Friday, April 25, 2008

Topping out day

One compensation for being off work this week is that I was today able to attend the topping out ceremony for the John Lewis department store building. I hadn't expected to be able to go because it clashed with the midday Eucharist.

We were invited at 10h30 to turn up at the Bovis/SD2 redevelopment offices in Harlech Court, in the lee of the Big Sleep Hotel, in order to register and obtain protective equipment - hi-viz vest, helmet, gloves and goggles, to comply with H&S site regulations. Then we were briefed and led across the road in squadrons of 20, to climb up the stair-well to what will be the fourth floor, in order to get a grandstand view of the whole site, and ten minutes to take photos. I was pleased to get a photo of St John's tower sandwiched in between lift shafts - never to be seen like that again, once it's all in-filled with apartments.

Then we climbed up on to the roof for a speech from the Chief Engineer and the MD charged with bringing the new store into being, about eighty of us. The ceremony consisted of a photo opportunity with the MD tightening the 'last nut' of the steel frame of the building, rather than cementing a brick into place. All very low key, but valued as a ritual by all those engineers present. Some of the photographs I took are posted here.

We were then entertained to a three course sit down lunch in the Western Studio down at the Millennium Centre, a mix of engineers, local government officers, and SD2 staff. One side of the studio was adorned with big SD2 banners, the other with John Lewis furnishings for a lounge and a dining room, tastefully laid out - a little goutée of the future. Splendid opportunism. The only 'outsiders' there were myself and Illtyd Lloyd representing Tabernacl. We sat together and talked with 'Lord' Eric Dutton, the founding father of city centre management in Cardiff, Paul Mannings, the City's redevelopment manager, Paul Thomas head of Highways and Warwick Armstrong of Planning.

I was interested to note, the service being a bit slow, that pudding wasn't served until after 1.45, and the working men at the table were starting to fidget. By 2.10, they'd upped and left. There were two bottles of wine on the table. Only half of one bottle was drunk - between seven people.
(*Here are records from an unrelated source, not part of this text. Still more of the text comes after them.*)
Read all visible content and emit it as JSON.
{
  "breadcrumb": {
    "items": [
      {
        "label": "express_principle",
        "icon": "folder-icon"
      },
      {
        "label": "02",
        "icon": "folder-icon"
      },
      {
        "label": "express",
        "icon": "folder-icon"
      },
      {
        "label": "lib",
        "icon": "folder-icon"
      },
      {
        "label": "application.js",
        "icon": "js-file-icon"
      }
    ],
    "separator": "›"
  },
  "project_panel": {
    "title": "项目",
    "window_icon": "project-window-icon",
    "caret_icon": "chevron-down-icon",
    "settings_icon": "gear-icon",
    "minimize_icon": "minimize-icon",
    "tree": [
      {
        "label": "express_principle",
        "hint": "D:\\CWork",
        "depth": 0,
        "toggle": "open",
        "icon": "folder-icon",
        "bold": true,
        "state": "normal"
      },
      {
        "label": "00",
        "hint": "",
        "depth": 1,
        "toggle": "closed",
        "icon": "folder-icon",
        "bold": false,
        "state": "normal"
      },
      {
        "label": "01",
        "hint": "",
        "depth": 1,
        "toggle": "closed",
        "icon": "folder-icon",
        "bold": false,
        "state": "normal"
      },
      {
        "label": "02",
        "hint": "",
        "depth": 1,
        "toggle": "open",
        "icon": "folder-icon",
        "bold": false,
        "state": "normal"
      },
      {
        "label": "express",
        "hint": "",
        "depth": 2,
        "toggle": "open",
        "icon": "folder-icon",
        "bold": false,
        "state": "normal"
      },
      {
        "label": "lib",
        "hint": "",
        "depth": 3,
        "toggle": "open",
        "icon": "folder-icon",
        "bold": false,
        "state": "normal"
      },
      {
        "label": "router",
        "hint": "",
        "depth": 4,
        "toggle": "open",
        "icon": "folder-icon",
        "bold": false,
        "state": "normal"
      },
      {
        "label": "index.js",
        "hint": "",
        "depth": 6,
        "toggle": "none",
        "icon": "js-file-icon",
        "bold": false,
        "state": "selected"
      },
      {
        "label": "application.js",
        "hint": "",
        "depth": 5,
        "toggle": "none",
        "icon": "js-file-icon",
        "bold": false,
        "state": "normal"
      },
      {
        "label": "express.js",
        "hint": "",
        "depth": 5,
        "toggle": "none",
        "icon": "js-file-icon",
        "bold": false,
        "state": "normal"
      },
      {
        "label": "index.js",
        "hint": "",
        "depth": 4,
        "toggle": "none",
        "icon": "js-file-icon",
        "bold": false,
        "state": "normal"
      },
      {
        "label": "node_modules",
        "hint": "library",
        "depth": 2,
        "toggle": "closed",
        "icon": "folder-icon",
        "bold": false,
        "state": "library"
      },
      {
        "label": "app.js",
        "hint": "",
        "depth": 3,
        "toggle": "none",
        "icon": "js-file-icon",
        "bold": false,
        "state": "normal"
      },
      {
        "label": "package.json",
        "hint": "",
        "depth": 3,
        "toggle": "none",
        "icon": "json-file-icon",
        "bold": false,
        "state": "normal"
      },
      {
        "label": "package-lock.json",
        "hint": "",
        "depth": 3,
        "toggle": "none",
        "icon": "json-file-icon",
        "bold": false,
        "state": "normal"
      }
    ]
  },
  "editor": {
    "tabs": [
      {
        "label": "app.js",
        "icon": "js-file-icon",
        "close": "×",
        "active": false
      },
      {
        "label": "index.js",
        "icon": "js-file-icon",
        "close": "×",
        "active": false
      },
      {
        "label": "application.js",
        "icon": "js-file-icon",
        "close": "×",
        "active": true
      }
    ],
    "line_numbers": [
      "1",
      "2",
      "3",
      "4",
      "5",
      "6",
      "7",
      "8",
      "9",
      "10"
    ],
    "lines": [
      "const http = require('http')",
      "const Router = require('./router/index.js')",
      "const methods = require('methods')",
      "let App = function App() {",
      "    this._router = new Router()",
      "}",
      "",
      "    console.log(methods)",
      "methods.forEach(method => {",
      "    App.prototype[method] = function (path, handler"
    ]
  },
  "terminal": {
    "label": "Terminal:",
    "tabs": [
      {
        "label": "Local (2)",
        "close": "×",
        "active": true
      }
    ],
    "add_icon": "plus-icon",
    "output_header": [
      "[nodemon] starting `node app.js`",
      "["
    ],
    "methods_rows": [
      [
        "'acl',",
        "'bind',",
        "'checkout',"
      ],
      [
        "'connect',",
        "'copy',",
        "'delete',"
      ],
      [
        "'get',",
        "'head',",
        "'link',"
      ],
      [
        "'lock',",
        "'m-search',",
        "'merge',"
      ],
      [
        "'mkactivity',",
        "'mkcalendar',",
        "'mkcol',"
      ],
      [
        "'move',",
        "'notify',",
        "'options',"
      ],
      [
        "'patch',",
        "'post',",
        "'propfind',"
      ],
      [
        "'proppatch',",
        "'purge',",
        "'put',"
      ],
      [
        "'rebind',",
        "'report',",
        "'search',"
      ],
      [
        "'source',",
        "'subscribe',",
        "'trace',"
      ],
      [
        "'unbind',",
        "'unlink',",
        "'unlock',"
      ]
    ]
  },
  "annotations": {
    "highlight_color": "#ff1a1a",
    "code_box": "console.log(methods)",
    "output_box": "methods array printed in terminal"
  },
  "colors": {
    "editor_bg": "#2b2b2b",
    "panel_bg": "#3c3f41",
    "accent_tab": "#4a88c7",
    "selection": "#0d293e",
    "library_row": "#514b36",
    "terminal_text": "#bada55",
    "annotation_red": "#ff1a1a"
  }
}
The fact that it was Friday afternoon didn't seem to give anyone the idea that they should sit back and while away the time 'officially'. These were all bosses who take their jobs seriously. I'd like to think that they all get satisfaction from what they do, to be so keen to get back to work, rather than so scared that people would gossip if they didn't.

Although there was an official coach back to the centre, I took the Bay Car, which left earlier, with Illtyd, then made my way over to school to find out who got the job, and how everyone there feels about it. Well, more of that another day. As I was leaving school, I saw that there was a furniture van on the forecourt of St James' Church. It was the 'church clearance' people collecting pews, the lectern, altar, communion rails etc. I popped in, and found Allan in there locking up. Finally, with the clutter gone and the sanctuary completely empty, the majesty of the choir and apse is really striking. If anything it looks less inglorious than it did last week with everything still in disarray. Now is when I'd like to be able to take it over and use it as a place of prayer - prayer of simplicity, without all the pomp and pretension with which we clog our great places for worship.

Talk of 'topping out', I wonder what happened to the framed photo of the topping out of St James' spire by Mrs Canon Thompson, who ascended 150 in a rickety lift for the purpose. Well, that's what the caption beneath reports. You can't actually see who's who in the picture as it's taken from the other side of the crossroads.